The Quantum Version Of Classification Decision Tree Constructing Algorithm C5.0
Kamil Khadiev, Ilnaz Mannapov, Liliya Safina
TL;DR
The paper addresses the computational bottleneck of constructing C5.0 decision trees on large datasets. It first introduces a classical improvement that uses a Tree Map (a self-balancing binary search tree) to store nonzero counts, reducing the per-attribute work and achieving a total runtime of $O(hd N \log N)$. It then presents a quantum version, QC5.0, which employs amplitude amplification and the Dürr-Høyer minimum search to accelerate the maximum-split attribute selection, attaining a runtime of $O\big(h\sqrt{d}N \log N \log d\big)$ with probabilistic success guarantees. Together, these results yield an almost quadratic speed-up in the number of attributes $d$, offering practical enhancements for large-scale decision-tree construction in quantum-assisted settings.
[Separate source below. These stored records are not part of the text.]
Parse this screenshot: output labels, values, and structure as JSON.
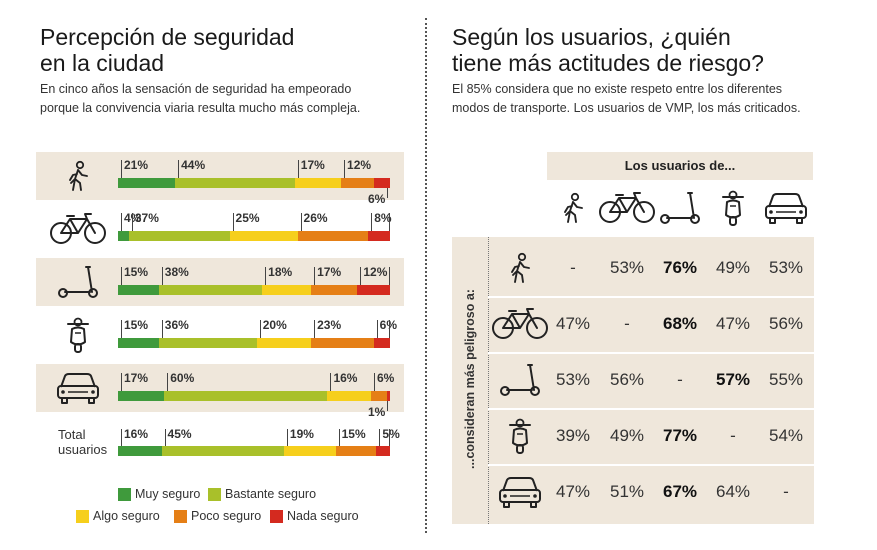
{
  "left": {
    "title_line1": "Percepción de seguridad",
    "title_line2": "en la ciudad",
    "subtitle_line1": "En cinco años la sensación de seguridad ha empeorado",
    "subtitle_line2": "porque la convivencia viaria resulta mucho más compleja."
  },
  "right": {
    "title_line1": "Según los usuarios, ¿quién",
    "title_line2": "tiene más actitudes de riesgo?",
    "subtitle_line1": "El 85% considera que no existe respeto entre los diferentes",
    "subtitle_line2": "modos de transporte. Los usuarios de VMP, los más criticados.",
    "header_label": "Los usuarios de...",
    "row_axis_label": "...consideran más peligroso a:"
  },
  "colors": {
    "muy_seguro": "#3f9a3c",
    "bastante_seguro": "#a9c02a",
    "algo_seguro": "#f6cf1c",
    "poco_seguro": "#e57f16",
    "nada_seguro": "#d42a1f",
    "band": "#efe7db"
  },
  "chart_data": [
    {
      "type": "bar",
      "stacked": true,
      "orientation": "horizontal",
      "title": "Percepción de seguridad en la ciudad",
      "categories": [
        "pedestrian-icon",
        "bicycle-icon",
        "scooter-icon",
        "motorbike-icon",
        "car-icon",
        "Total usuarios"
      ],
      "category_label_text": "Total usuarios",
      "series": [
        {
          "name": "Muy seguro",
          "color": "#3f9a3c",
          "values": [
            21,
            4,
            15,
            15,
            17,
            16
          ]
        },
        {
          "name": "Bastante seguro",
          "color": "#a9c02a",
          "values": [
            44,
            37,
            38,
            36,
            60,
            45
          ]
        },
        {
          "name": "Algo seguro",
          "color": "#f6cf1c",
          "values": [
            17,
            25,
            18,
            20,
            16,
            19
          ]
        },
        {
          "name": "Poco seguro",
          "color": "#e57f16",
          "values": [
            12,
            26,
            17,
            23,
            6,
            15
          ]
        },
        {
          "name": "Nada seguro",
          "color": "#d42a1f",
          "values": [
            6,
            8,
            12,
            6,
            1,
            5
          ]
        }
      ],
      "value_suffix": "%",
      "legend_position": "bottom",
      "legend": [
        {
          "label": "Muy seguro",
          "color": "#3f9a3c"
        },
        {
          "label": "Bastante seguro",
          "color": "#a9c02a"
        },
        {
          "label": "Algo seguro",
          "color": "#f6cf1c"
        },
        {
          "label": "Poco seguro",
          "color": "#e57f16"
        },
        {
          "label": "Nada seguro",
          "color": "#d42a1f"
        }
      ]
    },
    {
      "type": "table",
      "title": "Según los usuarios, ¿quién tiene más actitudes de riesgo?",
      "column_header": "Los usuarios de...",
      "columns": [
        "pedestrian-icon",
        "bicycle-icon",
        "scooter-icon",
        "motorbike-icon",
        "car-icon"
      ],
      "row_header": "...consideran más peligroso a:",
      "rows": [
        "pedestrian-icon",
        "bicycle-icon",
        "scooter-icon",
        "motorbike-icon",
        "car-icon"
      ],
      "cells": [
        [
          "-",
          "53%",
          "76%",
          "49%",
          "53%"
        ],
        [
          "47%",
          "-",
          "68%",
          "47%",
          "56%"
        ],
        [
          "53%",
          "56%",
          "-",
          "57%",
          "55%"
        ],
        [
          "39%",
          "49%",
          "77%",
          "-",
          "54%"
        ],
        [
          "47%",
          "51%",
          "67%",
          "64%",
          "-"
        ]
      ],
      "bold_cells": [
        [
          0,
          2
        ],
        [
          1,
          2
        ],
        [
          2,
          3
        ],
        [
          3,
          2
        ],
        [
          4,
          2
        ]
      ]
    }
  ]
}
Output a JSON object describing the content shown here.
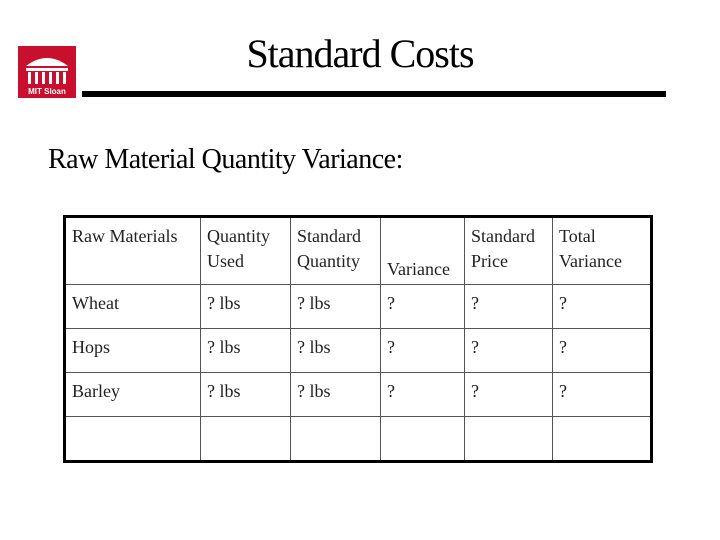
{
  "header": {
    "title": "Standard Costs",
    "logo_text": "MIT Sloan"
  },
  "subtitle": "Raw Material Quantity Variance:",
  "table": {
    "columns": [
      [
        "Raw Materials"
      ],
      [
        "Quantity",
        "Used"
      ],
      [
        "Standard",
        "Quantity"
      ],
      [
        "Variance"
      ],
      [
        "Standard",
        "Price"
      ],
      [
        "Total",
        "Variance"
      ]
    ],
    "rows": [
      [
        "Wheat",
        "? lbs",
        "? lbs",
        "?",
        "?",
        "?"
      ],
      [
        "Hops",
        "? lbs",
        "? lbs",
        "?",
        "?",
        "?"
      ],
      [
        "Barley",
        "? lbs",
        "? lbs",
        "?",
        "?",
        "?"
      ]
    ]
  }
}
The work informs both classical optimization of tree-building and the integration of quantum subroutines into machine-learning model construction.
Abstract
In the paper, we focus on complexity of C5.0 algorithm for constructing decision tree classifier that is the models for the classification problem from machine learning. In classical case the decision tree is constructed in $O(hd(NM+N \log N))$ running time, where $M$ is a number of classes, $N$ is the size of a training data set, $d$ is a number of attributes of each element, $h$ is a tree height. Firstly, we improved the classical version, the running time of the new version is $O(h\cdot d\cdot N\log N)$. Secondly, we suggest a quantum version of this algorithm, which uses quantum subroutines like the amplitude amplification and the D{ü}rr-Høyer minimum search algorithms that are based on Grover's algorithm. The running time of the quantum algorithm is $O\big(h\cdot \sqrt{d}\log d \cdot N \log N\big)$ that is better than complexity of the classical algorithm.